System transformation is the holy grail of development work. As development professionals, we strive to design and implement solutions that will stand the test of time, resonate through existing systems, and change them for the better. The Strategic Development Goals ask no less of us and so we must rise to the challenge, especially in this time of global upheaval and increasing uncertainty.

But what does it take to transform a system? We are often quick to point to what we believe are the best solutions, based on our experience in development and our assumptions about how all the puzzle pieces that make up a system fit together, regardless of if we are talking about healthcare, governance or another system that forms the foundation of modern societies. Yet, in our rush to deliver, to satisfy targets, to meet deadlines, we often forget to stop and think, to re-examine our assumptions about how the world works. But we cannot build better solutions without a foundation of accurate assumptions and we cannot lay that foundation without a deliberate sensemaking process that requires both time and intellectual effort.

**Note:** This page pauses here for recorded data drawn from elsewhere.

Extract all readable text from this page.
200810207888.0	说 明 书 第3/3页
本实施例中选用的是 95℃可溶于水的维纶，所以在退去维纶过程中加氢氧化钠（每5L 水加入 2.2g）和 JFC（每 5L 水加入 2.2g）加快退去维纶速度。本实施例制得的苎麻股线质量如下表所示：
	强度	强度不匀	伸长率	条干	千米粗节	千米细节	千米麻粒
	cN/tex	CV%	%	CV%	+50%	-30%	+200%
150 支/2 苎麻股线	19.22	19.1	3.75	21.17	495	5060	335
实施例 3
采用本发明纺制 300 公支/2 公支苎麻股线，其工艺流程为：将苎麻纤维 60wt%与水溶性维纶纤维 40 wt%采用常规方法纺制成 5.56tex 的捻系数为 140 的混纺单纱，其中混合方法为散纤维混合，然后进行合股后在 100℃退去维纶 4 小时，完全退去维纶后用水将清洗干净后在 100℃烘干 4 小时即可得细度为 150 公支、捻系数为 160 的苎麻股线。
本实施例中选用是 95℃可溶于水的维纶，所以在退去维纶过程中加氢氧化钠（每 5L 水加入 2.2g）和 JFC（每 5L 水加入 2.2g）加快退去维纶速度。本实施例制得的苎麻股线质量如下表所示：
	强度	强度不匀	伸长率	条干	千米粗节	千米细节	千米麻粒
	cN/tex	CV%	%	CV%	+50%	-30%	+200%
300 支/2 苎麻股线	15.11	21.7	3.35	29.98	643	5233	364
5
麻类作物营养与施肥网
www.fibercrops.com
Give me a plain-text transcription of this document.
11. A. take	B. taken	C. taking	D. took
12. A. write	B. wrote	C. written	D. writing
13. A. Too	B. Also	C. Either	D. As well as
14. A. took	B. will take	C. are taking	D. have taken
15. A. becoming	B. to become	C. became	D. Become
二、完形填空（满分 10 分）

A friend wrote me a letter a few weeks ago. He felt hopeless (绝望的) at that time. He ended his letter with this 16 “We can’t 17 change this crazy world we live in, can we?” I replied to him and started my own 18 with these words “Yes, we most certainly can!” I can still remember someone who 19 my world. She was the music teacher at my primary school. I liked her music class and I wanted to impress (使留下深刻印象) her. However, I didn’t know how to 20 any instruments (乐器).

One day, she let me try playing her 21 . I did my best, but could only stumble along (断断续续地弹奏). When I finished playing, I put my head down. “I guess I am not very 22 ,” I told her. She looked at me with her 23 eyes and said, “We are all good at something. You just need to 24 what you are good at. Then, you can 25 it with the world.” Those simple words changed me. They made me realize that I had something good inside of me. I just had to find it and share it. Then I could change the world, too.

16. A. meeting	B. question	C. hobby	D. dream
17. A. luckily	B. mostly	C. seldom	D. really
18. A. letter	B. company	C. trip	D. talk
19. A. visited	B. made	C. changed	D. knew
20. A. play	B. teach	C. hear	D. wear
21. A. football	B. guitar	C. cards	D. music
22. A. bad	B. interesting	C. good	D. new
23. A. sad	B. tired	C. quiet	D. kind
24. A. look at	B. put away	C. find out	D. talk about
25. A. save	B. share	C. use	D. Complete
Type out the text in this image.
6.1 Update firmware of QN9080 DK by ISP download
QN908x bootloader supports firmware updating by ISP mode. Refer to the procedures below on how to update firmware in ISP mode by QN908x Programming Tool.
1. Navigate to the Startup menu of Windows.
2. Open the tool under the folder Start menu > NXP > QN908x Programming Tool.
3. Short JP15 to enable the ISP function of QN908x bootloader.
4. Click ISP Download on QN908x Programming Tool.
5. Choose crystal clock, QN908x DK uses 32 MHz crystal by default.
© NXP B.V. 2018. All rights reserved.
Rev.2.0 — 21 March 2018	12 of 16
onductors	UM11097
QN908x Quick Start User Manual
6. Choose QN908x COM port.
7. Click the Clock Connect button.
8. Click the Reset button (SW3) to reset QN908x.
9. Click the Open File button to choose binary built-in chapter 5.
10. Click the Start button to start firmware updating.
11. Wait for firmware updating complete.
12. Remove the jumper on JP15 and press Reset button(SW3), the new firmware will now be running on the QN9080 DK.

COVID-19 is not only challenging our assumptions about long-standing systems, but it is also increasing the urgency of systemic transformation. Though the impact of the pandemic on human development is overwhelmingly negative, there is a thin silver lining shining through as the world slows down: the time to pause and reflect, to re-assess outdated schemas and weave better ones. At UNDP North Macedonia, we decided to make the best of that time to pioneer the first fully digital UNDP sensemaking workshop, applying the Systems Transformation Framework developed by the CHÔRA Foundation to our strategic planning process and our response to COVID-19.